New research about Russia’s retail investment market indicates a prevalence of investment in cryptocurrencies and has ranked crypto as the fifth most popular investment asset, after savings accounts, foreign currencies, real estate, and life insurance. With a quarter of Russia’s investments being carried out online, cryptocurrencies led the way with nearly 80% which were being bought “exclusively online.”
The research was conducted by The World Gold Council, detailing the retail gold insights in Russia. The council surveyed 2,023 investors in Russia who made at least one investment in the 12 months before the survey.
However, since investing through savings accounts ranked first, research council deduced that Russia was “broadly conservative,” and that the region was underpinned by a desire for wealth preservation. But it is important to note the paradox here which shows how the region is tolerant to risk driven by speculative and short-term investment targets. Especially since crypto was one of the mainstream investment products.

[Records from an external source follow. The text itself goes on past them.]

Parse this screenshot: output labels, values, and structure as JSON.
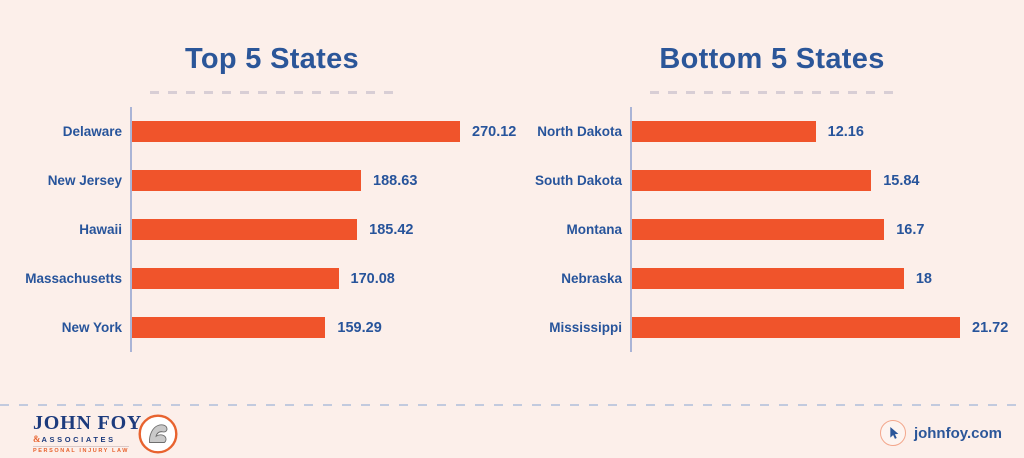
{
  "colors": {
    "background": "#FCEFEA",
    "bar": "#F0542B",
    "heading": "#2B5699",
    "label": "#27549B",
    "axis": "#AAB4D6",
    "title_divider": "#D8CED5",
    "footer_divider": "#C2CADE",
    "logo_blue": "#1D3B7D",
    "logo_orange": "#E8632F"
  },
  "chart_data": [
    {
      "type": "bar",
      "orientation": "horizontal",
      "title": "Top 5 States",
      "categories": [
        "Delaware",
        "New Jersey",
        "Hawaii",
        "Massachusetts",
        "New York"
      ],
      "values": [
        270.12,
        188.63,
        185.42,
        170.08,
        159.29
      ],
      "value_labels": [
        "270.12",
        "188.63",
        "185.42",
        "170.08",
        "159.29"
      ],
      "xlim": [
        0,
        270.12
      ],
      "grid": false,
      "legend": false,
      "bar_color": "#F0542B"
    },
    {
      "type": "bar",
      "orientation": "horizontal",
      "title": "Bottom 5 States",
      "categories": [
        "North Dakota",
        "South Dakota",
        "Montana",
        "Nebraska",
        "Mississippi"
      ],
      "values": [
        12.16,
        15.84,
        16.7,
        18,
        21.72
      ],
      "value_labels": [
        "12.16",
        "15.84",
        "16.7",
        "18",
        "21.72"
      ],
      "xlim": [
        0,
        21.72
      ],
      "grid": false,
      "legend": false,
      "bar_color": "#F0542B"
    }
  ],
  "footer": {
    "brand": {
      "name": "JOHN FOY",
      "ampersand": "&",
      "associates": "ASSOCIATES",
      "tagline": "PERSONAL INJURY LAW",
      "emblem_icon": "flexed-arm-icon"
    },
    "website_label": "johnfoy.com",
    "website_icon": "cursor-icon"
  }
}
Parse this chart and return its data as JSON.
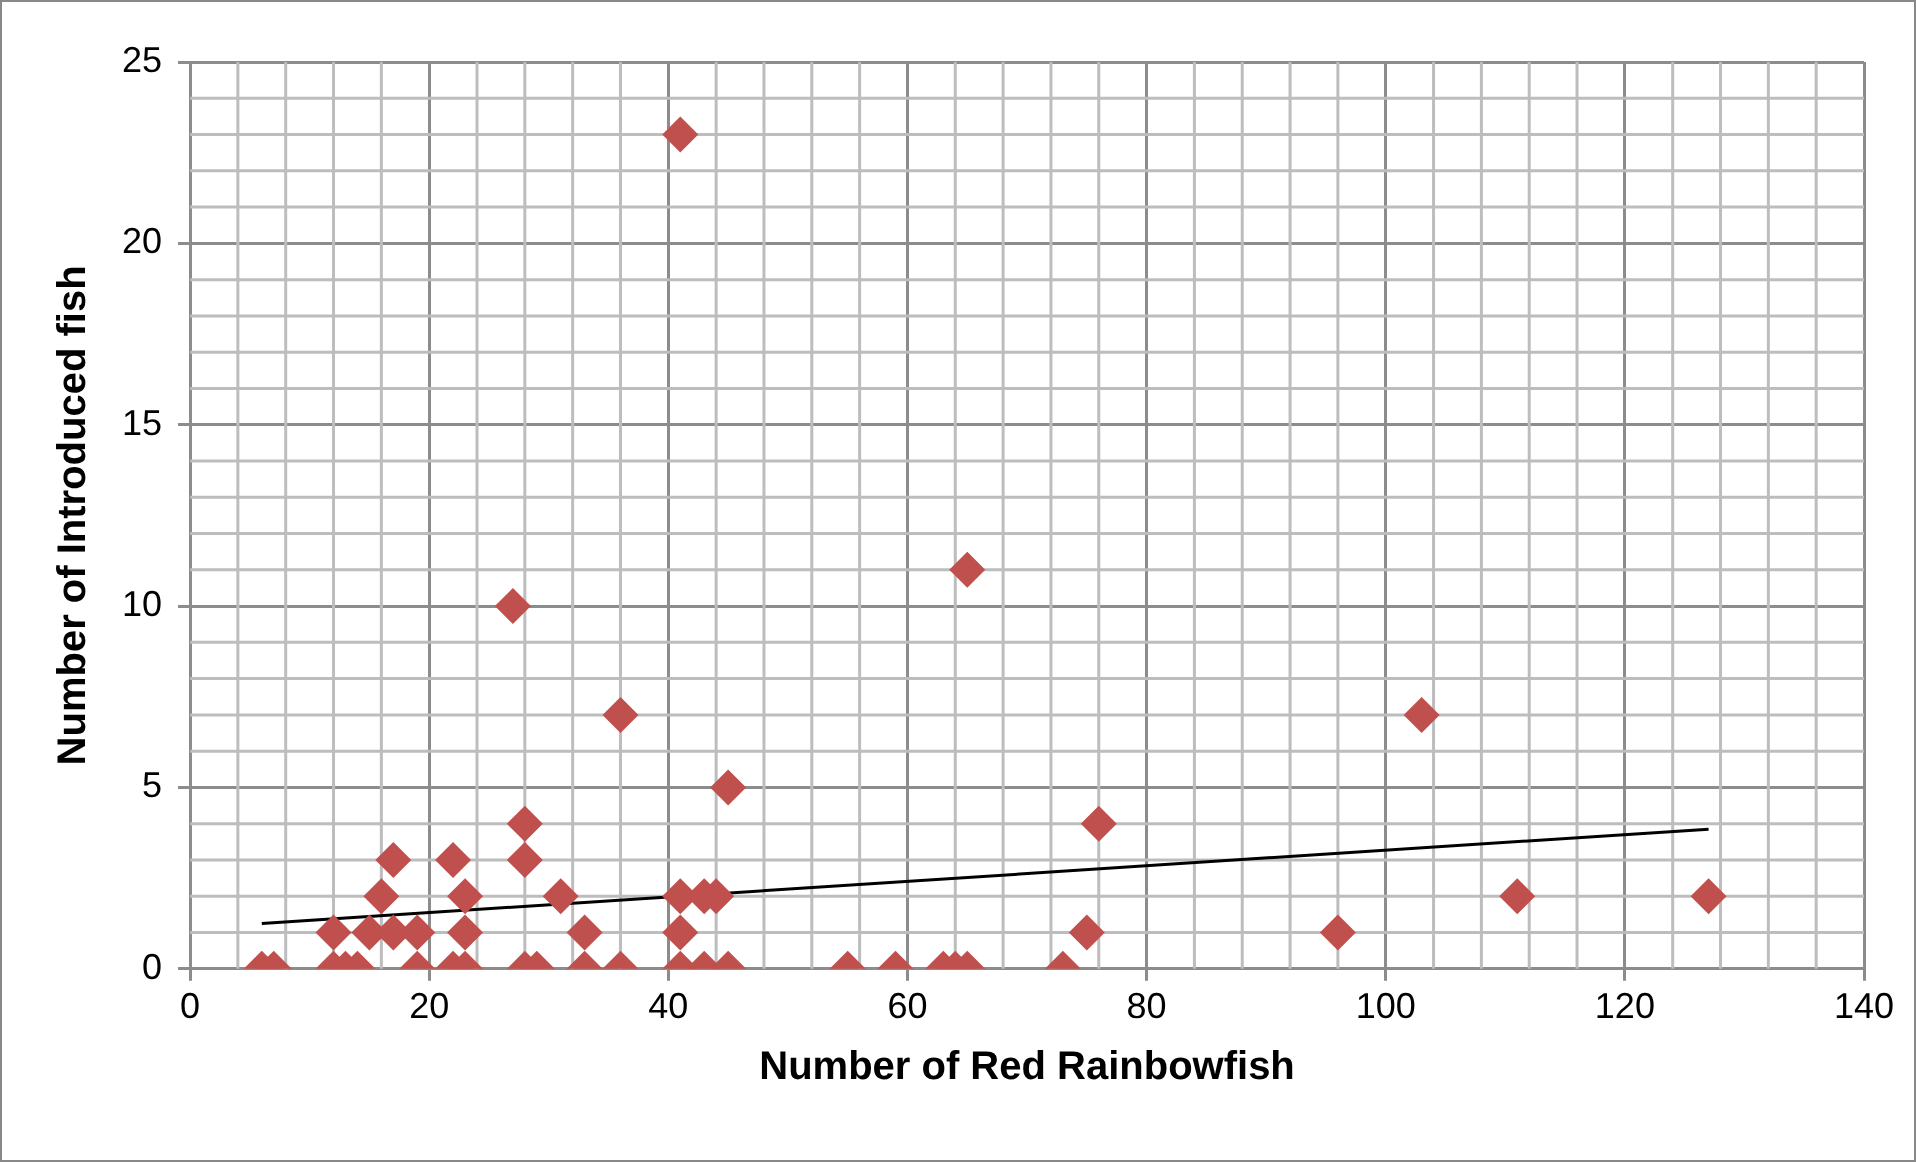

Research found that a quarter of investments take place online. In other regions, reports have pointed out how online and even mobile trading has driven the market because of Covid-19 imposed lockdowns. In fact, Russian citizens between the 18- to 24-year-old age group were much more willing to take risks to get “exponential growth.”
As per the research, 65% of Russian youth consider investing in cryptocurrencies, rather than long-term investments, like savings accounts. Furthermore, the research said that Bitcoin (BTC) was popular in Russia in being an “accessible” investment tool.
With regard to gold, the research highlighted out how gold-backed ETFs were competing primarily with cryptocurrencies along with commodity funds, investment funds, and stocks and shares. It further suggested that perhaps the gold industry would embrace fintech as a route to reach its target audience, which could help gold “compete against” cryptocurrencies.
Russia also ranked second in terms of global crypto adoption according to another research from blockchain analyzer firm Chainalysis. However, Russia had passed new regulations on crypto-trading and mining stating that it would not allow its citizens to use crypto in as a payment medium for any goods or services, from 2021 onwards.